In feite zou geen van hen echter ooit voor de rechter komen. De huurlingen werden korte tijd later vrijgelaten om terug te keren naar Texas. Alle aanklachten tegen de zakenlieden van de Wyoming Stock Growers Association kwamen te vervallen.
Heldenstatus
Nog diezelfde maand namen de veebaronnen opnieuw wraak op de homesteaders. Al Heiner en Butch werden aangehouden in Star Valley (Wyoming) en beschuldigd van paardendiefstal. Butch werd veroordeeld tot twee jaar cel, maar werd al na achttien maanden vrijgelaten.
Het leek er even op dat Sundance het rechte pad was gaan bewandelen nadat hij in 1892 een saloon was begonnen in Calgary (Canada), maar deze onderneming hield geen stand en de Johnson County War vormde voor hem een excuus om weer treinen te gaan overvallen op spoorlijnen waarvan de investeerders vijandig gezind waren jegens de homesteaders en de cowboys.

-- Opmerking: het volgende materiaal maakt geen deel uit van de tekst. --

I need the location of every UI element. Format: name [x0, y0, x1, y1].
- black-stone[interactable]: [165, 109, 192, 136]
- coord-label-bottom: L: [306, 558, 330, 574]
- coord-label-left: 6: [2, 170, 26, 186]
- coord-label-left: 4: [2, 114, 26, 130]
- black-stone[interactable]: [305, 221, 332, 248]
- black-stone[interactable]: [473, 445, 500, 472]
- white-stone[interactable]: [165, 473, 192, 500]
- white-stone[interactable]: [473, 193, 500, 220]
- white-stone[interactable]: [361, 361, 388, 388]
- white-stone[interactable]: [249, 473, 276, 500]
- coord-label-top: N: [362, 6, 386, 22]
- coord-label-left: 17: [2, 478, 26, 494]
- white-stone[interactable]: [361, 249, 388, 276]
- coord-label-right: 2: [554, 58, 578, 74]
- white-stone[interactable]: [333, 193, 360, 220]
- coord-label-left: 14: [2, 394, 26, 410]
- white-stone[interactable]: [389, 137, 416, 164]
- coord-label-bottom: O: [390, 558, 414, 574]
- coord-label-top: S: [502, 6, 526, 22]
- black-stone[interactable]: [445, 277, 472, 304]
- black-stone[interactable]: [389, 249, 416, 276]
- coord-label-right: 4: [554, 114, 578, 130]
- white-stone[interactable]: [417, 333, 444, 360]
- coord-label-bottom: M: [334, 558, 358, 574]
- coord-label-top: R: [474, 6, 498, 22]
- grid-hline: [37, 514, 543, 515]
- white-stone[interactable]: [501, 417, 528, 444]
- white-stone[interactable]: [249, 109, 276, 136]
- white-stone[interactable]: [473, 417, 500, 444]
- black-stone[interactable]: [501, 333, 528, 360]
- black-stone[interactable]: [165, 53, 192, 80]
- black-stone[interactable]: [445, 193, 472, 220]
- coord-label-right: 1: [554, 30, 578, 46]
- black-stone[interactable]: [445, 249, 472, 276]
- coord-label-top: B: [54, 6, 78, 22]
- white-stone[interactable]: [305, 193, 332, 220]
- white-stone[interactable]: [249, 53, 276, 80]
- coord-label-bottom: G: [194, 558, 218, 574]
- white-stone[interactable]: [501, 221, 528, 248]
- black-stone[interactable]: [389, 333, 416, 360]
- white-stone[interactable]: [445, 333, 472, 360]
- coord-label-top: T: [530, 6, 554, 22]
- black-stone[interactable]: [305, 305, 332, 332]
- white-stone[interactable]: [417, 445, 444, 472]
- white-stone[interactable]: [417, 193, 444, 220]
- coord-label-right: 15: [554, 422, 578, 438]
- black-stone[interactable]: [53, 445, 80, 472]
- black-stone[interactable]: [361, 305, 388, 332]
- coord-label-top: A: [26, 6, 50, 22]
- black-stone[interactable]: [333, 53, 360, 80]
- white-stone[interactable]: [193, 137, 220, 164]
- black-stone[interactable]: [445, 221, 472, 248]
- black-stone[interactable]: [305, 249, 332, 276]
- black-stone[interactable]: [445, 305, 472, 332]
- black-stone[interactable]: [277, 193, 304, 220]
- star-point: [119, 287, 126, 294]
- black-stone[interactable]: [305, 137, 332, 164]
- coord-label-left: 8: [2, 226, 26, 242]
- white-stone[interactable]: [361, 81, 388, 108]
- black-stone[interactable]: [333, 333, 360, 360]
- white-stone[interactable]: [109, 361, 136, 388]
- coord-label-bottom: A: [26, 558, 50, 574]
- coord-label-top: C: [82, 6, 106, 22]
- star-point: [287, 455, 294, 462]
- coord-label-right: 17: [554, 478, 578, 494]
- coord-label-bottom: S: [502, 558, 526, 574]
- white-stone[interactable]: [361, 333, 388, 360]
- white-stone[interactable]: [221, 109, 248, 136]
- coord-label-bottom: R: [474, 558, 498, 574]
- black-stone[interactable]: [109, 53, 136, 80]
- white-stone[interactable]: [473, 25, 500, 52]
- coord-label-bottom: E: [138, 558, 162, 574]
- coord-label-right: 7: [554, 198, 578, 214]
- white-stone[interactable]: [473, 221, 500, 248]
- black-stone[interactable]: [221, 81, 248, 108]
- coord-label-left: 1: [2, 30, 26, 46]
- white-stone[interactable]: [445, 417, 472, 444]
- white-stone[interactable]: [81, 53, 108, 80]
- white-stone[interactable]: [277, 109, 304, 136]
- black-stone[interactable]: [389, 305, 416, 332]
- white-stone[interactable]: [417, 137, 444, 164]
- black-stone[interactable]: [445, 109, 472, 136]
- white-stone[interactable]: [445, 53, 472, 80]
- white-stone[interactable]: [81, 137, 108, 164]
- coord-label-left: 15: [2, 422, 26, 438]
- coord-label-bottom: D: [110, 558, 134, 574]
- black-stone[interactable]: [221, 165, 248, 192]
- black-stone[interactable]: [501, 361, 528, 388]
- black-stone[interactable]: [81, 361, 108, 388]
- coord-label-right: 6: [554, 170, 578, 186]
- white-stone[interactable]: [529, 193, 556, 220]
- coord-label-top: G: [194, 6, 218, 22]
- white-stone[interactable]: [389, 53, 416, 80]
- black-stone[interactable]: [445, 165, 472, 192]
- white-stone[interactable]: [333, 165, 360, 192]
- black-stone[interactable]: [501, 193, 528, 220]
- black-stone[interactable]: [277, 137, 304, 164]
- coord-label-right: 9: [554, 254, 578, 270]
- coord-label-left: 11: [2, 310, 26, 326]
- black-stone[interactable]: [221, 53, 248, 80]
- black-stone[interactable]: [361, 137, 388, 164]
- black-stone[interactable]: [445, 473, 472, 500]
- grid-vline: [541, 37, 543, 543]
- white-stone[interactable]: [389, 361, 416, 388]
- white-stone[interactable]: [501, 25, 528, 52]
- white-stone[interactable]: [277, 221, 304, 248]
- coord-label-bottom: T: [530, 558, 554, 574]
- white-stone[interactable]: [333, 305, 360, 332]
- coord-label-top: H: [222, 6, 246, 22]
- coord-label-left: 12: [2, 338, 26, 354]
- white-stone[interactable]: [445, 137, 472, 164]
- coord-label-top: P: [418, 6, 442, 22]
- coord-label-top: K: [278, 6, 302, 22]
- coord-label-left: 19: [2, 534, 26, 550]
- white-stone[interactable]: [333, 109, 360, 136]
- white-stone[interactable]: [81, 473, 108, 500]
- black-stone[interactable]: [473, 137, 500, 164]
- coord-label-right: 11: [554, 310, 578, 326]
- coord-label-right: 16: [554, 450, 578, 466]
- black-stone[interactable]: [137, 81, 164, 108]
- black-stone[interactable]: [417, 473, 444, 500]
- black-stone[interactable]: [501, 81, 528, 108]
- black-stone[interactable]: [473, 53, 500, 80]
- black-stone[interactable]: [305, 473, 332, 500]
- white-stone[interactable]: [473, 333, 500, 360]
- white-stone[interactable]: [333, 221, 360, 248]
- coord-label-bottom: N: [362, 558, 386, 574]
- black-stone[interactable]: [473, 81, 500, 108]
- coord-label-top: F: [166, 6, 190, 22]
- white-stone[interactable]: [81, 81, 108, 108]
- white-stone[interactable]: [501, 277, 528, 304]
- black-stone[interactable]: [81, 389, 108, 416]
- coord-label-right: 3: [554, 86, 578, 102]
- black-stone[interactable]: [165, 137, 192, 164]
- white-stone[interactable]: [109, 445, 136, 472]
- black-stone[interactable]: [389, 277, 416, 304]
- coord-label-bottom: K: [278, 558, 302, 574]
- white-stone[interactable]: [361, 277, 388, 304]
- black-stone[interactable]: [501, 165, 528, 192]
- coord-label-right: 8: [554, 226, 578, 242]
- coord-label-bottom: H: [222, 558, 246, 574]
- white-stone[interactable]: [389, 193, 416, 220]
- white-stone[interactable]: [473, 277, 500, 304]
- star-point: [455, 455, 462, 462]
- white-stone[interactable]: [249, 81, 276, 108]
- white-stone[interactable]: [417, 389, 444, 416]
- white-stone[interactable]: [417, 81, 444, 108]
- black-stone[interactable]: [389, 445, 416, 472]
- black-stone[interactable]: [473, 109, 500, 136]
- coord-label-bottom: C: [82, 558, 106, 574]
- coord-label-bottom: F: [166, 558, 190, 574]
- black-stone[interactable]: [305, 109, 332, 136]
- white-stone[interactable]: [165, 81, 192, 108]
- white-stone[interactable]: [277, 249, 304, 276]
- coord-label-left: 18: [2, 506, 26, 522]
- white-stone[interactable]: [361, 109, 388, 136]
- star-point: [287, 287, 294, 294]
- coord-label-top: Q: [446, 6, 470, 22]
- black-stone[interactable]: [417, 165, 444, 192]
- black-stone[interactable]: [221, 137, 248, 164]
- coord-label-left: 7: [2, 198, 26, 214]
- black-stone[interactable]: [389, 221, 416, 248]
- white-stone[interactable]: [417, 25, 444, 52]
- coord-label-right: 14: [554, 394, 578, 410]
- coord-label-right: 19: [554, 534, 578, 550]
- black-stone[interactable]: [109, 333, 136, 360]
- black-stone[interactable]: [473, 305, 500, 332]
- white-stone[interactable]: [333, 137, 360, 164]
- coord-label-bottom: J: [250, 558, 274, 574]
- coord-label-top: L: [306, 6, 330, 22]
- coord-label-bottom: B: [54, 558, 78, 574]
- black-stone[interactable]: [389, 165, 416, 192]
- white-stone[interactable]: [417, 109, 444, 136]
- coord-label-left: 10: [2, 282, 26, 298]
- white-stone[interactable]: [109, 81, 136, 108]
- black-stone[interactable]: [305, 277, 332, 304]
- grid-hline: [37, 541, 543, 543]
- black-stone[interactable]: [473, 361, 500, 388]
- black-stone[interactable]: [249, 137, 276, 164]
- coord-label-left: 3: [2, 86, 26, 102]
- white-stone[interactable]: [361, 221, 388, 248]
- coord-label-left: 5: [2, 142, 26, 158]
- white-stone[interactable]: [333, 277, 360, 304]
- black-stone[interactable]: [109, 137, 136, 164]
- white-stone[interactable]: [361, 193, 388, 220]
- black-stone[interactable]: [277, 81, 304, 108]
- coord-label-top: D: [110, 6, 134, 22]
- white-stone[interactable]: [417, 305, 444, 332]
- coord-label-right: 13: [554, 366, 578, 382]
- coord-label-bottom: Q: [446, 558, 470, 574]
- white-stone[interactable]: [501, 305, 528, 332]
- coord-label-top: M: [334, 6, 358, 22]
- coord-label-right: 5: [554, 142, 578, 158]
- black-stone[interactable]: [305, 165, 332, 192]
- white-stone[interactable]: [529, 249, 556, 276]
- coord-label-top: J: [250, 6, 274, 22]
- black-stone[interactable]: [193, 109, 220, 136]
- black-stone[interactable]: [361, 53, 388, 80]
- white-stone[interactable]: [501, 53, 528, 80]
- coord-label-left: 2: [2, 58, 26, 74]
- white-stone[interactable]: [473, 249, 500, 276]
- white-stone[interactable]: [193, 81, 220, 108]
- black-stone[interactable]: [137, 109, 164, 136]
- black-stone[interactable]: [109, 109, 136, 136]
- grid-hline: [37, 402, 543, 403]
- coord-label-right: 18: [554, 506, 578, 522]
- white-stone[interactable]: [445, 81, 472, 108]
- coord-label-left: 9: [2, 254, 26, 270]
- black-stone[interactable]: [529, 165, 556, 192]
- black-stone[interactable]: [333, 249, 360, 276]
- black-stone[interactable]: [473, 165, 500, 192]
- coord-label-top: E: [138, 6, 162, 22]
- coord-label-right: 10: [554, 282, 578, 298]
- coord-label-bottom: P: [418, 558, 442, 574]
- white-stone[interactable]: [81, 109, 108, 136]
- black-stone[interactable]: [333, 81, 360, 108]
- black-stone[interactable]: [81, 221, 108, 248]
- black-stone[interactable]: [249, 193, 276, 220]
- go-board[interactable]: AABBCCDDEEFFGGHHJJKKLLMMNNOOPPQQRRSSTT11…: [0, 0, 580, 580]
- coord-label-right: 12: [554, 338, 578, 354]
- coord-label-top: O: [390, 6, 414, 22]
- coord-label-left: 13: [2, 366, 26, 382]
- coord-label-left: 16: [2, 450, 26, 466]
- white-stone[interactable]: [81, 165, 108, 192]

Op 29 november 1892 had hij het gemunt op de postwagen van de Great Northern Train, maar liet de passagiers van de trein en hun persoonlijke bezittingen ongemoeid. Dit was slechts een voorproefje van wat het komende decennium stond te gebeuren, waarin Butch en Sundance samen de strijd aangingen met de rijke zakenlieden en veebaronnen door hun runderen te stelen, banken te beroven en treinen op te blazen, totdat ze beiden hun eind zouden vinden in een vuurgevecht te San Vincente in Bolivia op 8 november 1908. Ze waren toen uitgegroeid van kleine veedieven tot de meest beruchte outlaws, maar in de ogen van de vertrapte homesteaders van het Wilde Westen zouden het altijd helden blijven.